I looked and indeed, the chicken coop was standing. “Why did they leave the chicken coop?” I asked.
“I guess so the chickens would have shelter,” Ashraf said ironically.
Ashraf had lived in the house for six years. He built it with his own hands on land Ashraf’s family has owned longer than the State of Israel has even existed.
“That house was built without a permit,” Ashraf motions to one of the neighbors. “They told me they paid a lot of money after the fact and now they have a permit. And that family,” he points to another building,” tried for years to get a permit and was denied. They built without a permit and paid after the fact and I heard that now it’s considered legal.”
The Fawaqa family had already spent hundreds of thousands of shekels, first to try to get a legal building permit, then to pay fines for the home they ultimately built without a permit, and then to delay the demolition until after the baby was born. Now they must pay the expense of demolition itself (90,000 shekels according to Ashraf’s estimate), and the removal of the rubble (60,000 shekels plus a fine if the rubble isn’t removed promptly), and the cost of a temporary shelter. Ironically, Ashraf earned the money he’s paid for the home by working in construction.
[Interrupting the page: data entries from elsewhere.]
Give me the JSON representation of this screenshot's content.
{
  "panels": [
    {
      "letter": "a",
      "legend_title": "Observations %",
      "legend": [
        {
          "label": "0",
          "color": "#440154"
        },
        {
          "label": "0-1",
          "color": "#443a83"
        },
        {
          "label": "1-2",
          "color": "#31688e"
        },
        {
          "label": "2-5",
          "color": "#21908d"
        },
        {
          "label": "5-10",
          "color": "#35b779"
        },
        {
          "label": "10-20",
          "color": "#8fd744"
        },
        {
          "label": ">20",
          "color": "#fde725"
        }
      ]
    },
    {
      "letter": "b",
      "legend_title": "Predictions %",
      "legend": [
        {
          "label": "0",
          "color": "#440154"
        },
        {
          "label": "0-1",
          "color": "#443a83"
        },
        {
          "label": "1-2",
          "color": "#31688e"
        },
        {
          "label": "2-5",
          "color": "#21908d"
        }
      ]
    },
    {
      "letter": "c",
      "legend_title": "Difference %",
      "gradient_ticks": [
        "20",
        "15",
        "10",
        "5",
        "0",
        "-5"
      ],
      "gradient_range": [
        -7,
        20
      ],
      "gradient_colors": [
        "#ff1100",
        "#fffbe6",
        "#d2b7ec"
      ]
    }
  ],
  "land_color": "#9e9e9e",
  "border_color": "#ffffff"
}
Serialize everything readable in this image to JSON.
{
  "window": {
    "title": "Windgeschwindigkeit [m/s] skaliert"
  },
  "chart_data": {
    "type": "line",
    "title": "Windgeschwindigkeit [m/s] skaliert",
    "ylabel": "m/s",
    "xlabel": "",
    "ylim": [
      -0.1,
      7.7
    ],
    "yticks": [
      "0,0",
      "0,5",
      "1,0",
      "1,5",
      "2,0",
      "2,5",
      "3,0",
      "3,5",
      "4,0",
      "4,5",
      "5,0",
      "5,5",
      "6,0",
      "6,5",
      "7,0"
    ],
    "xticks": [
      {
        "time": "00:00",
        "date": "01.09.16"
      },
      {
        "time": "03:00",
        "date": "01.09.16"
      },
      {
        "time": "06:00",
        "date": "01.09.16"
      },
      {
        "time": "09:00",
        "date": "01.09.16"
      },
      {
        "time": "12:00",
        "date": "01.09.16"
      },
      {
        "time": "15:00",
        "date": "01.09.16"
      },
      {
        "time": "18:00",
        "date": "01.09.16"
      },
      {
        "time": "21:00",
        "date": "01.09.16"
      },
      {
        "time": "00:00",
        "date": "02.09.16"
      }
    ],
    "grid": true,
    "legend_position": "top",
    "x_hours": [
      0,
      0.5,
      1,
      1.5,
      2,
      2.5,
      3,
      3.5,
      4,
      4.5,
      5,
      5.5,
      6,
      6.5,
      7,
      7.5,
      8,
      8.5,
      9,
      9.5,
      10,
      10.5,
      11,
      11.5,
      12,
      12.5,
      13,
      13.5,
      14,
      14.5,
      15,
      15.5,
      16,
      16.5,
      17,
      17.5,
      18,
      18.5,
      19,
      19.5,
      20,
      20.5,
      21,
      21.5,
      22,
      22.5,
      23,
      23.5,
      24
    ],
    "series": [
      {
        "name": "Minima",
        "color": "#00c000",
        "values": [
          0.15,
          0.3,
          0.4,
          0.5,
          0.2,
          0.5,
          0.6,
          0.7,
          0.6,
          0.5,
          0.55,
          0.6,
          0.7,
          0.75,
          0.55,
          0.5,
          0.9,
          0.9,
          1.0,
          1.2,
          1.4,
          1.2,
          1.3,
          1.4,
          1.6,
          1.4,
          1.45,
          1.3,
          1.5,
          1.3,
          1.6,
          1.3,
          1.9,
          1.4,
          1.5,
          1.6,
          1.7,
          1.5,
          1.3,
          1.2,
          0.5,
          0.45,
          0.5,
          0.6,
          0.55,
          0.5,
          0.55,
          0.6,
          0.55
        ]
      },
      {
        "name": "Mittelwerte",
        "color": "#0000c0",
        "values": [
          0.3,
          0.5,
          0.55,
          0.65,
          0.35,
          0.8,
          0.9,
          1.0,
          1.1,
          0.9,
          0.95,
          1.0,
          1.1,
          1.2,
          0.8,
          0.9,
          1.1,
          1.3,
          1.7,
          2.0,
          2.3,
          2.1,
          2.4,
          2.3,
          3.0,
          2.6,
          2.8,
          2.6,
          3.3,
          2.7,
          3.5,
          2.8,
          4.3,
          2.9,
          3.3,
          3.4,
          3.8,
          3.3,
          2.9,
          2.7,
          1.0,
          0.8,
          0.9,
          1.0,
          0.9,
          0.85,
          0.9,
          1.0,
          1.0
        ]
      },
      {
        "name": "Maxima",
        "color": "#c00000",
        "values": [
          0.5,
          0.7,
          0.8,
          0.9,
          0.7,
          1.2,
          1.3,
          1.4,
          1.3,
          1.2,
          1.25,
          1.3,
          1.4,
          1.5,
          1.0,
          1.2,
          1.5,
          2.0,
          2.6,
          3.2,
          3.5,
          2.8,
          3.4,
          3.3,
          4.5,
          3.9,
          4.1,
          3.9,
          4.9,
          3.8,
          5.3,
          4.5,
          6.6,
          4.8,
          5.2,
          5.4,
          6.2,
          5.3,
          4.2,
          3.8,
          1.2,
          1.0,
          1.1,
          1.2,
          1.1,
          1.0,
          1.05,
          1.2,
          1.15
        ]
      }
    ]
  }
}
He works for the Jerusalem Municipality.
In order to have a kitchen, bathrooms and a place to sleep, the Fawaqa family ordered a prefab caravan, not unlike those that some Gazans, whose homes were destroyed by Israeli war planes, consider death traps because of the sweltering temperatures in the summer and the cold in the winter. Ultimately, they will face the cost of rebuilding, and if they build again, the new home will also be subject to demolition.
It seems there’s a great deal of profit to be made in the denial of building permits to Palestinians in Jerusalem.
I’ve visited several demolished families in Jerusalem, since my friend Nureddin was locked in a room with his wife and kids while Israeli authorities demolished the house around them. That experience, and the families I’ve met since then, have me feeling heartbroken and angry.
For Palestinians, owning a home is everything. They spend every penny they have on their homes, forgo every other need and luxury in order to build a home to provide security for their families. But clearly, while the international community makes every effort to uphold Israel’s right to security, little Aya’s right to security is violated with no effective action by those governments obligated to ensure respect for the human rights of Palestinians under occupation. Fortunately, Human Rights Watch did cover this case.
The legitimacy of a state comes from the protections and services it provides to the people in its jurisdiction. What kind of state has an explicit policy to destroy people’s homes? What kind of state has an elaborate infrastructure to make people homeless, impoverished and hopeless? Because that’s what Israel has done—made the destruction of Palestinian lives a national priority.